The European Union’s decarbonisation strategy has all the right intentions but it is taking the wrong path to that destination.
That was the view of Fabian Roques, senior director at consultancy IHS CERA, who was speaking at the Plenary session of POWER-GEN Europe and Renewable Energy World Europe.
He told the audience of power sector professionals: “It’s not the end point – it it’s how we get there. It’s about how we define a sustainable trajectory.”
Critical of the Brussels move in pushing renewables on to the system, Mr Roques said he had participated in a study of the European thermal power sector and found that the results indicated the huge losses faced by utilities, costs that were needless, given that Europe had better choices in how to reach its objective.
“We did a plant-by-plant analysis and found that 200 GW of the 220 GW of thermal power sectorin Europe are losing money or barely recovering operation costs.”
“What is best for renewables is to have a sustainable policy, not destroy value.
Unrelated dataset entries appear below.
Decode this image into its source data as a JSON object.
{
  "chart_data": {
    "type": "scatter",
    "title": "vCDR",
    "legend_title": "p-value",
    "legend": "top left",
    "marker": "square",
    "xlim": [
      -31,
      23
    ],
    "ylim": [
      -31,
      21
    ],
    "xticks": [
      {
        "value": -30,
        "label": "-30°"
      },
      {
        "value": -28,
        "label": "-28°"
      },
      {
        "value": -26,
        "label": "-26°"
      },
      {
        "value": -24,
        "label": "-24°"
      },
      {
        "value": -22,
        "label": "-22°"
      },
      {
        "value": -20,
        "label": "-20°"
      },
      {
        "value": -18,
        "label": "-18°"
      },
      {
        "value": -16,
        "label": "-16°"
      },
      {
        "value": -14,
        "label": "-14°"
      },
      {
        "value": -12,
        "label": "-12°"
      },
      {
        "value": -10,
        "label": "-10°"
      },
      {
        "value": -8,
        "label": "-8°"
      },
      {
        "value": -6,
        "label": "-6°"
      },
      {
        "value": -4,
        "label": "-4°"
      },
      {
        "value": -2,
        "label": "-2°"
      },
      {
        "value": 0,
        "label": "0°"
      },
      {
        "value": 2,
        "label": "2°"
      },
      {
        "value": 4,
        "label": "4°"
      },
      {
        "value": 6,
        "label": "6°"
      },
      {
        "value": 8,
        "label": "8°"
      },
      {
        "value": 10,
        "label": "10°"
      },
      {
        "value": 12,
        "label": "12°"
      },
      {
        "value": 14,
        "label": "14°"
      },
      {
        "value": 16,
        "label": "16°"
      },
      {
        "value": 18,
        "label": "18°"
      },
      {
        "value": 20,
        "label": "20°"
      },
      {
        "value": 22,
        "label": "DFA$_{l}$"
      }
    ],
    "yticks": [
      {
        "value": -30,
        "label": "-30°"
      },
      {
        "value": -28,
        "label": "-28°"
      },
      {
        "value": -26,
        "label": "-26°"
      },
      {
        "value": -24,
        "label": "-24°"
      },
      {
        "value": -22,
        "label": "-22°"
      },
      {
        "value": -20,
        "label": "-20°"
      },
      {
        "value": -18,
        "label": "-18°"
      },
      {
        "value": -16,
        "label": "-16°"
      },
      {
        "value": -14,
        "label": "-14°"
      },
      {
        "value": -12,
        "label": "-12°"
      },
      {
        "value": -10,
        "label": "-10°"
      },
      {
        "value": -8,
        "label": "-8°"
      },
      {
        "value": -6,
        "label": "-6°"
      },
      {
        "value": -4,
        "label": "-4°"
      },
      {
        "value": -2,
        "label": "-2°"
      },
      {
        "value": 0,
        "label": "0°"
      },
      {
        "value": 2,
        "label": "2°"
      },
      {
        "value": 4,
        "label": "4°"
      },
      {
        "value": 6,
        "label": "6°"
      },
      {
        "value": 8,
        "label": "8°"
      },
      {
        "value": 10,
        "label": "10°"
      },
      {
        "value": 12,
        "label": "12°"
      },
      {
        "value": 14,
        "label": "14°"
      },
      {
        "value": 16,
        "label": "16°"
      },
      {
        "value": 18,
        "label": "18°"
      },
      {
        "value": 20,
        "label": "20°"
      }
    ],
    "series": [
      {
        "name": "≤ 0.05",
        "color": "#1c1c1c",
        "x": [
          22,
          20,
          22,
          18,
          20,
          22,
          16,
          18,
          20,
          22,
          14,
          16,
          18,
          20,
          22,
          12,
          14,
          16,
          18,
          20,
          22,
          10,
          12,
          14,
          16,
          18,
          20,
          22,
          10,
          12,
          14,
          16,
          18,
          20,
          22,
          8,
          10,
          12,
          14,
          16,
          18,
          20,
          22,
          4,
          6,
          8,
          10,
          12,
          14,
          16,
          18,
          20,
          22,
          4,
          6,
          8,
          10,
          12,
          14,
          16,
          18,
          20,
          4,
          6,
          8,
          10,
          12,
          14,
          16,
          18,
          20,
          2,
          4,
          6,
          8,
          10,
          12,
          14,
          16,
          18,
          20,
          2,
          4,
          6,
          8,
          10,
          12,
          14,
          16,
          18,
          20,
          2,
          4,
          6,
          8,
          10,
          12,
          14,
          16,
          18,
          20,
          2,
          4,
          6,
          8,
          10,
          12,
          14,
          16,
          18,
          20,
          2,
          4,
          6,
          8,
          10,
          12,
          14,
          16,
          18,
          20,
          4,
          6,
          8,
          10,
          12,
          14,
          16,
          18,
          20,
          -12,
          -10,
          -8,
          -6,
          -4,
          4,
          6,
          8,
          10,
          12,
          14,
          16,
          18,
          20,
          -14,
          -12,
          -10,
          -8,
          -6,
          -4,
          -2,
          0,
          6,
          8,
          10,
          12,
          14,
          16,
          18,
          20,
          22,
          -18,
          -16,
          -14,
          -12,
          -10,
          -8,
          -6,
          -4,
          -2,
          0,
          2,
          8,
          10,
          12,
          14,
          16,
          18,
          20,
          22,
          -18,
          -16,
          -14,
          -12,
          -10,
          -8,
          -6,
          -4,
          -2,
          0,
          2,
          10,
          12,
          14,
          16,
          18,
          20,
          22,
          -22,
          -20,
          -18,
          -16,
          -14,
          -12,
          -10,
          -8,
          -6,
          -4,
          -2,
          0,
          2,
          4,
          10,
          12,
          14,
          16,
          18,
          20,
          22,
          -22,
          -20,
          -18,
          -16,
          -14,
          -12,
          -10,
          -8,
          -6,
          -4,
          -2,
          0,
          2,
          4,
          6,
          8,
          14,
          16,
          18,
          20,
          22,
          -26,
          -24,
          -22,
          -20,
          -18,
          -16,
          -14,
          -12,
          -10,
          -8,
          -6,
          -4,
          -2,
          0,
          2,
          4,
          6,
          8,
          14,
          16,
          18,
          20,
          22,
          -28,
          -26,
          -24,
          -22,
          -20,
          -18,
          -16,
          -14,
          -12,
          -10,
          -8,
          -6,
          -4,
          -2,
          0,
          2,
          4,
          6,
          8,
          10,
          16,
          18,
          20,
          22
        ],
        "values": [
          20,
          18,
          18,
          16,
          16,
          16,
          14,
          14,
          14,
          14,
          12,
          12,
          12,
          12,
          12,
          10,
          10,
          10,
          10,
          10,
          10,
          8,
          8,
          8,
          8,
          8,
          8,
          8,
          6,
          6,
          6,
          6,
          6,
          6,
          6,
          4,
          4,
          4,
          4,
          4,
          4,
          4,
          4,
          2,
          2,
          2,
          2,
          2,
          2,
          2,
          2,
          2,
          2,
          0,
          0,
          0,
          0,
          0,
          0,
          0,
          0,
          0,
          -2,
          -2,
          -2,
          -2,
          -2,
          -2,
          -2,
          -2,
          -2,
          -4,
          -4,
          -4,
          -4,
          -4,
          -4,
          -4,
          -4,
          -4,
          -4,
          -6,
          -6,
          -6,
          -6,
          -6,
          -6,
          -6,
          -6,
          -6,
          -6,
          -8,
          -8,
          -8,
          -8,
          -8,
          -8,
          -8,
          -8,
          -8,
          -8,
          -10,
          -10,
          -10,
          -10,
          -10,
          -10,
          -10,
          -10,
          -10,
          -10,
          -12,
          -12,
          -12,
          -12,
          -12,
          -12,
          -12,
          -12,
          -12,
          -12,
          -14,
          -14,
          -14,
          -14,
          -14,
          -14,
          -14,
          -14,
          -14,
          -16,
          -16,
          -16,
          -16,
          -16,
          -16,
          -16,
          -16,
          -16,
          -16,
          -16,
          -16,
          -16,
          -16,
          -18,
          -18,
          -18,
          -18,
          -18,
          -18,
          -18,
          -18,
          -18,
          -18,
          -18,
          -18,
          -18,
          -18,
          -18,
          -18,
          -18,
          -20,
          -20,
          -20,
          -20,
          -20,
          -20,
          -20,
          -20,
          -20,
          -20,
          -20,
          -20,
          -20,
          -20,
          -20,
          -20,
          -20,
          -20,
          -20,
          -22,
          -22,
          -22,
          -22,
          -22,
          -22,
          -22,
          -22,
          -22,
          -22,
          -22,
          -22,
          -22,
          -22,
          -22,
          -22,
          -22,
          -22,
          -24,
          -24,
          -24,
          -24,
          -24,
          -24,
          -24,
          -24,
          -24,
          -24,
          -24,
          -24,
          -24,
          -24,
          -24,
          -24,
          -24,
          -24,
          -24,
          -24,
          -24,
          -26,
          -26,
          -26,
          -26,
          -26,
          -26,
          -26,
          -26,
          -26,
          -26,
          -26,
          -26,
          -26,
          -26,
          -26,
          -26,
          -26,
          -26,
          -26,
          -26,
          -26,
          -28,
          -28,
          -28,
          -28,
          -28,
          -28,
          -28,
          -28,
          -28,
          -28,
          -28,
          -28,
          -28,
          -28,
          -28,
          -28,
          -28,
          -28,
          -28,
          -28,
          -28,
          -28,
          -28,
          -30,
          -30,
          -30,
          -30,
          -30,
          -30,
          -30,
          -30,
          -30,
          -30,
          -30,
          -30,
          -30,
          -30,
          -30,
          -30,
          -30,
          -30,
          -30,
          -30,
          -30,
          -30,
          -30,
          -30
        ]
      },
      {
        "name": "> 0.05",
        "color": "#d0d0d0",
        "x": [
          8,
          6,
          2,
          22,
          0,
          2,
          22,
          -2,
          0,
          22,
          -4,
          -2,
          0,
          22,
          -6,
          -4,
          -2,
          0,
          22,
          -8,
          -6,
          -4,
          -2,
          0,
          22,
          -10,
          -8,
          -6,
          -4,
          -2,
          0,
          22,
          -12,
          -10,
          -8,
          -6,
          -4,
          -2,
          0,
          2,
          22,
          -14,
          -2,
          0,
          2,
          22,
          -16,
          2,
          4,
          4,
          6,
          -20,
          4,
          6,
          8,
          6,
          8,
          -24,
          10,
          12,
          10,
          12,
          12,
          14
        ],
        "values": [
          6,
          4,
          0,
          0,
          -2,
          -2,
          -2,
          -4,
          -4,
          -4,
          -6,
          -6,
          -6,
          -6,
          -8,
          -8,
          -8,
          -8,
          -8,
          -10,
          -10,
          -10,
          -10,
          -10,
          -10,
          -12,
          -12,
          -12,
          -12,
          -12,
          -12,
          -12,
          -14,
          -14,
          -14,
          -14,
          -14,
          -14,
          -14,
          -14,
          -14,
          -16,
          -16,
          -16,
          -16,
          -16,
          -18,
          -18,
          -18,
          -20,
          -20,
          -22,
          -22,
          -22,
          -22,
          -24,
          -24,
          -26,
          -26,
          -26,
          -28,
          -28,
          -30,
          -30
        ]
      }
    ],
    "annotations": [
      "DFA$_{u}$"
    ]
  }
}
An alternative policy can lead to the same outcome. There is a time element to the industry, and forcing change into the system compromises value. This industry has long lead times.”
Meanwhile, RWE Technology chief executive, Michael Fübi revealed: “From a position where we had a share price of €95 it is now down to €26, so we have lost 75 per cent of its market value.”
Mr Fübi added that the company spent €12bn in power plants that have under present conditions now proved nearly redundant.
“I regret some of that investment. There is too much capacity in the market and we cannot afford to maintain a plant that is used for only a couple of hundred hours a year. It’s cash negative.”
Getting to the nub of what was disagreeable about how politicians were pursuing its clean power agenda, he added, “Decarbonisation is not bad news, its expensive news.”
The plenary session was hosted for the fourth successive year by Stephen Sackur of the BBC’s Hard Talk programme. He posed the challenge to his panel of how utilities should act in an age of uncertainty when companies cannot invest and there is a difficult climate for strategic investment, saying: “Can you convince me there is a way out of this uncertainty?”
Framing a solution to the present afflictions the sector was suffering, Mr Roques advocated the removal of subsidies for renewables and there appeared to be a consensus among the panel that the system’s dynamic needs to be changed to reward fossil-fired power plants for acting as vessels of reserve capacity.
“Renewables need to be subject to the same obligations as the rest of the power generators and we need a market that renumerates flexibility and capacity.” Playing devil’s advocate, Sackur asked the panel of European power sector leaders if they ought to simply “suck it up” as Europe’s politicians had taken a “courageous” stance in driving forward a decarbonised power future.
Andrea Aparo, senior R&D advisor of Ansaldo Energia, responded that “there is a fuzzy boundary between courage and madness” before adding that Brussels needed to have a more united energy strategy if decarbonisation was to be successful
“The clear issue is, are we to accept a clear EU policy and renounce the prerogative of independent states?”
Late in the debate, the role of nuclear in achieving the strategy was introduced.
Mr Fübi reminded delegates that while nuclear had taken up a 28 per cent share of EU power generation as recently as 2011, Germany as well as Austria had since turned away from nuclear and that tremendous costs involved would make nuclear power generation prohibitive for many countries.Mr. Roques also poured cold water on the prospects of a super grid resolving the European bloc’s problems, asserting that on average it takes France 11 years to build a typical transmission line and a recent line between France and Spain took 25 years to complete.
The plenary session was also broadcast to a worldwide audience, one of whom pondered why the panel hadn’t considered the costs, in global terms, of not decarbonising the power sector. Ms. Aparo responded that it was not industry executives’ role to address that issue.
The panel also included Peter Traupmann, managing director of Austria Energy, Wolfgang Anzengruber, CEO of Verbund, and Susanna Zapreva, CEO of Wien Energie.